Trova una grande ala e avrai gioco e spettacolo
Ho letto gli articoli in memoria di Gento, appena scomparso. Non ho l’età per averlo visto giocare, ma mi entusiasmano quelli con le sue caratteristiche. E in generale mi pare si parli poco delle grandi ali, che servono forse più di prima anche se non sempre vengono apprezzate come meritano.
Adalberto Fuggini
Vero, caro amico: i numeri 10, i creativi in mezzo al campo e naturalmente gli uomini-gol sono molto più celebrati. Ma in realtà anche i signori della fascia occupano da sempre un posto di rilievo nell’immaginario collettivo, appena più appartato. I grandi dribblatori, dunque gli uominispettacolo, sono proprio loro. Quelli che saltano l’uomo con frequenza e creano gioco e assist. Quasi gli unici a cui si richiede di rompere la ragnatela di passaggi per andare all’assalto individuale. Forse è proprio questo il legame tecnico più stretto fra le varie epoche di calcio, spesso imparagonabili.
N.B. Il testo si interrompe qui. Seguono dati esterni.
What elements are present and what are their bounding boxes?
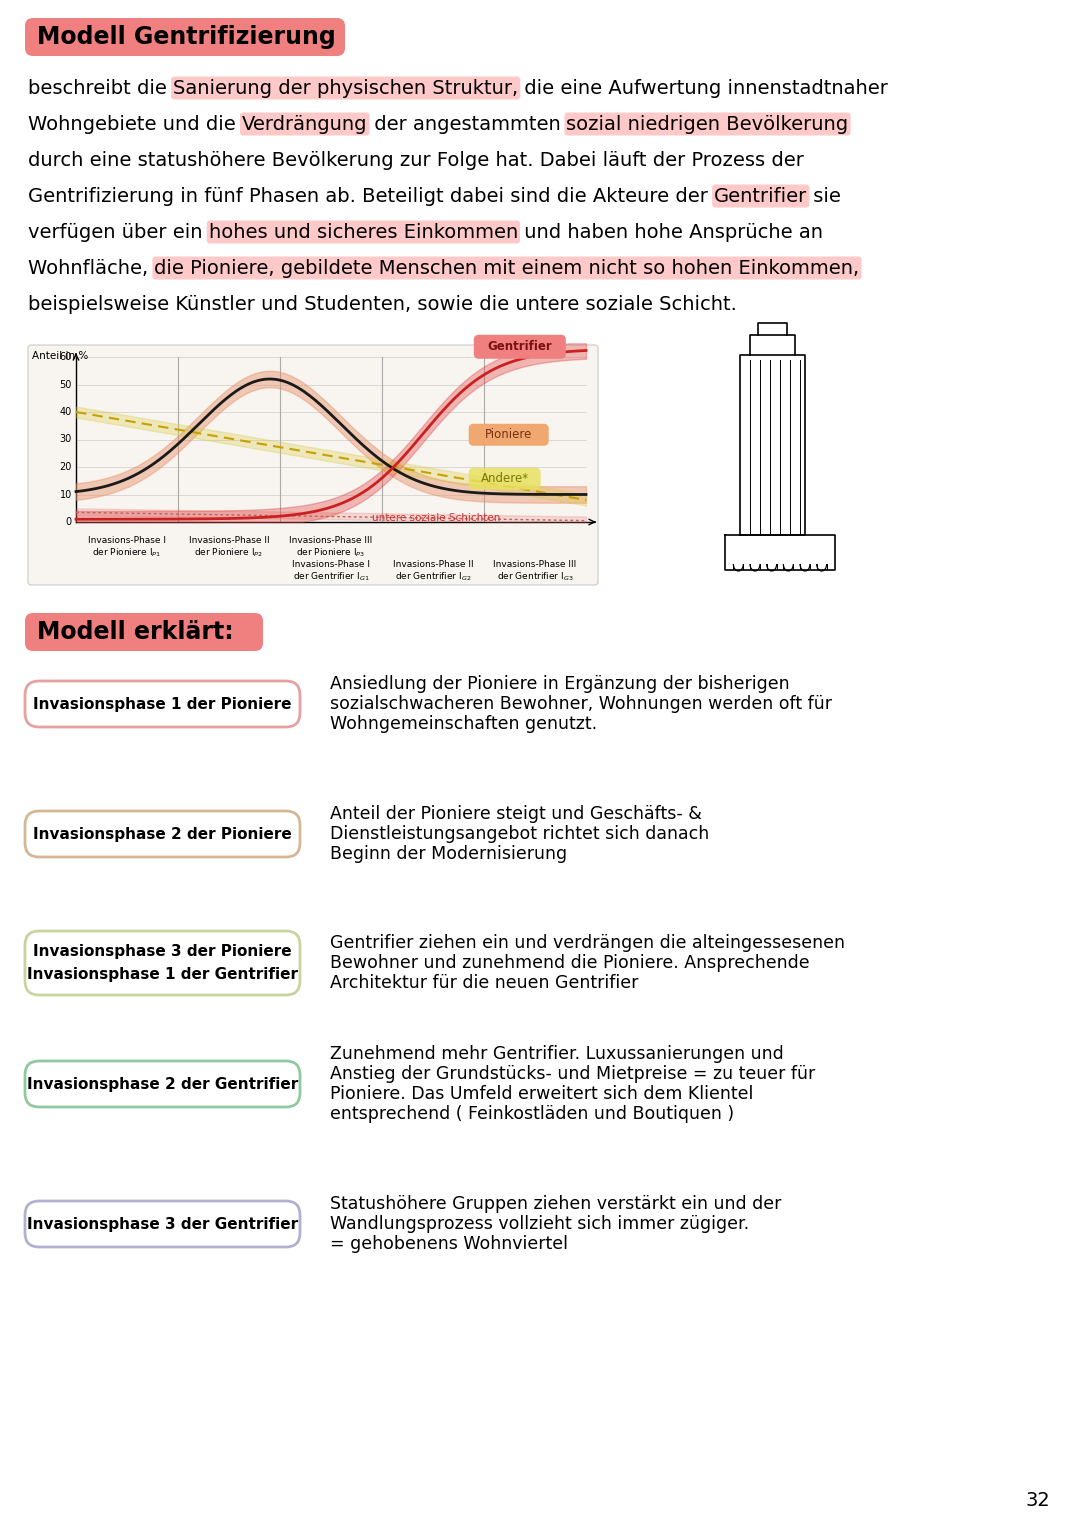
- Text: Wohnfläche,: Wohnfläche,: [28, 259, 154, 277]
- Text: Zunehmend mehr Gentrifier. Luxussanierungen und: Zunehmend mehr Gentrifier. Luxussanierun…: [330, 1045, 784, 1063]
- Text: die eine Aufwertung innenstadtnaher: die eine Aufwertung innenstadtnaher: [518, 78, 888, 98]
- Text: verfügen über ein: verfügen über ein: [28, 222, 208, 242]
- Text: Wohngebiete und die: Wohngebiete und die: [28, 115, 242, 133]
- Text: 10: 10: [59, 490, 72, 499]
- FancyBboxPatch shape: [206, 221, 519, 244]
- Text: und haben hohe Ansprüche an: und haben hohe Ansprüche an: [518, 222, 823, 242]
- Text: Bewohner und zunehmend die Pioniere. Ansprechende: Bewohner und zunehmend die Pioniere. Ans…: [330, 954, 810, 971]
- Text: Ansiedlung der Pioniere in Ergänzung der bisherigen: Ansiedlung der Pioniere in Ergänzung der…: [330, 676, 789, 692]
- FancyBboxPatch shape: [25, 18, 345, 57]
- Text: Verdrängung: Verdrängung: [242, 115, 367, 133]
- Text: sozial niedrigen Bevölkerung: sozial niedrigen Bevölkerung: [567, 115, 849, 133]
- Text: Beginn der Modernisierung: Beginn der Modernisierung: [330, 846, 567, 863]
- Text: Invasionsphase 3 der Pioniere: Invasionsphase 3 der Pioniere: [33, 944, 292, 959]
- FancyBboxPatch shape: [152, 256, 862, 279]
- Text: Andere*: Andere*: [481, 472, 529, 486]
- Text: sozialschwacheren Bewohner, Wohnungen werden oft für: sozialschwacheren Bewohner, Wohnungen we…: [330, 696, 832, 712]
- FancyBboxPatch shape: [25, 810, 300, 856]
- FancyBboxPatch shape: [565, 112, 851, 135]
- Text: Invasions-Phase III
der Pioniere I$_{P3}$: Invasions-Phase III der Pioniere I$_{P3}…: [289, 536, 373, 559]
- Text: der angestammten: der angestammten: [367, 115, 567, 133]
- Text: Gentrifizierung in fünf Phasen ab. Beteiligt dabei sind die Akteure der: Gentrifizierung in fünf Phasen ab. Betei…: [28, 187, 714, 205]
- Text: Architektur für die neuen Gentrifier: Architektur für die neuen Gentrifier: [330, 974, 638, 993]
- Text: Sanierung der physischen Struktur,: Sanierung der physischen Struktur,: [173, 78, 518, 98]
- Text: Anteil der Pioniere steigt und Geschäfts- &: Anteil der Pioniere steigt und Geschäfts…: [330, 804, 702, 823]
- FancyBboxPatch shape: [25, 1201, 300, 1247]
- Text: sie: sie: [808, 187, 841, 205]
- Text: 40: 40: [59, 408, 72, 417]
- Text: Dienstleistungsangebot richtet sich danach: Dienstleistungsangebot richtet sich dana…: [330, 826, 710, 843]
- Text: Invasionsphase 1 der Gentrifier: Invasionsphase 1 der Gentrifier: [27, 967, 298, 982]
- Text: Statushöhere Gruppen ziehen verstärkt ein und der: Statushöhere Gruppen ziehen verstärkt ei…: [330, 1195, 781, 1213]
- Text: Wandlungsprozess vollzieht sich immer zügiger.: Wandlungsprozess vollzieht sich immer zü…: [330, 1215, 750, 1233]
- Text: untere soziale Schichten: untere soziale Schichten: [372, 513, 500, 522]
- Text: Gentrifier: Gentrifier: [714, 187, 808, 205]
- Text: Invasions-Phase I
der Pioniere I$_{P1}$: Invasions-Phase I der Pioniere I$_{P1}$: [87, 536, 166, 559]
- Text: beschreibt die: beschreibt die: [28, 78, 173, 98]
- Text: Invasions-Phase III
der Gentrifier I$_{G3}$: Invasions-Phase III der Gentrifier I$_{G…: [494, 561, 577, 584]
- Text: 32: 32: [1025, 1491, 1050, 1511]
- Text: entsprechend ( Feinkostläden und Boutiquen ): entsprechend ( Feinkostläden und Boutiqu…: [330, 1105, 734, 1123]
- Text: Gentrifier ziehen ein und verdrängen die alteingessesenen: Gentrifier ziehen ein und verdrängen die…: [330, 935, 845, 951]
- FancyBboxPatch shape: [25, 931, 300, 994]
- Text: Invasionsphase 3 der Gentrifier: Invasionsphase 3 der Gentrifier: [27, 1216, 298, 1232]
- Text: hohes und sicheres Einkommen: hohes und sicheres Einkommen: [208, 222, 518, 242]
- Text: die Pioniere, gebildete Menschen mit einem nicht so hohen Einkommen,: die Pioniere, gebildete Menschen mit ein…: [154, 259, 860, 277]
- FancyBboxPatch shape: [25, 1062, 300, 1108]
- Text: 20: 20: [59, 463, 72, 472]
- Text: 60: 60: [59, 352, 72, 362]
- Text: durch eine statushöhere Bevölkerung zur Folge hat. Dabei läuft der Prozess der: durch eine statushöhere Bevölkerung zur …: [28, 150, 804, 170]
- Text: Pioniere: Pioniere: [485, 429, 532, 441]
- FancyBboxPatch shape: [25, 613, 264, 651]
- FancyBboxPatch shape: [171, 77, 521, 100]
- Text: 0: 0: [66, 516, 72, 527]
- Text: Anteil in %: Anteil in %: [32, 351, 89, 362]
- FancyBboxPatch shape: [469, 467, 541, 490]
- FancyBboxPatch shape: [28, 345, 598, 585]
- FancyBboxPatch shape: [240, 112, 369, 135]
- FancyBboxPatch shape: [25, 682, 300, 728]
- Text: Invasionsphase 1 der Pioniere: Invasionsphase 1 der Pioniere: [33, 697, 292, 711]
- FancyBboxPatch shape: [469, 424, 549, 446]
- FancyBboxPatch shape: [712, 184, 809, 207]
- Text: Modell erklärt:: Modell erklärt:: [37, 620, 233, 643]
- Text: Gentrifier: Gentrifier: [487, 340, 552, 354]
- Text: Invasionsphase 2 der Pioniere: Invasionsphase 2 der Pioniere: [33, 826, 292, 841]
- Text: Wohngemeinschaften genutzt.: Wohngemeinschaften genutzt.: [330, 715, 597, 732]
- Text: 30: 30: [59, 435, 72, 444]
- Text: Invasions-Phase II
der Gentrifier I$_{G2}$: Invasions-Phase II der Gentrifier I$_{G2…: [393, 561, 473, 584]
- Text: Modell Gentrifizierung: Modell Gentrifizierung: [37, 25, 336, 49]
- Text: 50: 50: [59, 380, 72, 389]
- Text: = gehobenens Wohnviertel: = gehobenens Wohnviertel: [330, 1235, 568, 1253]
- Text: Invasionsphase 2 der Gentrifier: Invasionsphase 2 der Gentrifier: [27, 1077, 298, 1091]
- Text: beispielsweise Künstler und Studenten, sowie die untere soziale Schicht.: beispielsweise Künstler und Studenten, s…: [28, 294, 737, 314]
- Text: Pioniere. Das Umfeld erweitert sich dem Klientel: Pioniere. Das Umfeld erweitert sich dem …: [330, 1085, 754, 1103]
- Text: Invasions-Phase I
der Gentrifier I$_{G1}$: Invasions-Phase I der Gentrifier I$_{G1}…: [292, 561, 370, 584]
- FancyBboxPatch shape: [474, 336, 566, 358]
- Text: Anstieg der Grundstücks- und Mietpreise = zu teuer für: Anstieg der Grundstücks- und Mietpreise …: [330, 1065, 815, 1083]
- Text: Invasions-Phase II
der Pioniere I$_{P2}$: Invasions-Phase II der Pioniere I$_{P2}$: [189, 536, 269, 559]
Le squadre mitiche hanno sempre avuto ali fortissime: la freccia Jair nella grande Inter di Herrera, i fenomeni di tecnica Mora e Hamrin nei Milan europei di Rocco, il Bruno Conti nell’Italia mondiale 1982, Insigne e Chiesa in quella
europea di Mancini. Si può sopravvivere ad alto livello senza Baggio o Rivera, perfino privi di un grande bomber, ma senza qualcuno di veramente forte sugli esterni non vai molto lontano. È una regola con poche eccezioni.
Quando la velocità di corsa si abbina a un controllo di palla raffinato nascono i Gento o i Salah di oggi. Il milanista Leao fra due-tre mesi avrà un valore di mercato più vicino ai 100 milioni che ai 50. Mi sbilancio così sull’ultimo arrivato in questo club molto esclusivo. Ricordo una conversazione informale con Sacchi di qualche anno fa; gli chiedevo chi era stato il giocatore-chiave del suo
Milan: fece il nome di Donadoni, e non mi sorprese, pur potendo scegliere in una rosa formidabile, con Van Basten e Baresi, Gullit e Maldini. Era allo stesso tempo l’uomo dell’ultimo dribbling sull’esterno e quello che andava a pressare e coprire non appena persa la palla. Tecnica e generosità. Già, perché sulla fascia è ben difficile avere pause di gioco, ancora di più con i terzini incursori del calcio odierno, che vanno adeguatamente coperti. E infatti l’Insigne del Napoli di Sarri lo vedevi spesso in feroci e dispendiosi rientri fino al limite della sua area. E se si richiede troppo nei ripiegamenti, nasce in realtà un nuovo tipo di giocatore che ai tempi si definiva “tornante”, mentre oggi li sentite spesso chiamare i “quinti”, cioè i difensori della difesa a cinque che in possesso palla hanno la funzione di ali. Gente stremata alla fine delle partite, soggetta a inevitabili cali di condizione.
Non appartengono al ruolo di ala i Cristiano Ronaldo di oggi e i Pierino Prati e i Gigi Riva di ieri, veri centravanti che si defilano solo a inizio azione per poi impadronirsi dell’area. L’ala non ha il gol come prima missione, anche se deve saper segnare, e con entrambi i piedi. È a pensarci bene il giocatoreatleta più completo sul campo di calcio: velocità, tecnica, ma anche resistenza, continuità ed estro. Un lavoro faticoso ma anche esaltante, imprescindibile grimaldello per aprire le difese avversarie e vanificare i pressing più soffocanti. Una specie da coltivare e da proteggere con cura: se nasce un campione con i piedi sulla linea laterale, la gioia di vedere il calcio aumenta in modo esponenziale.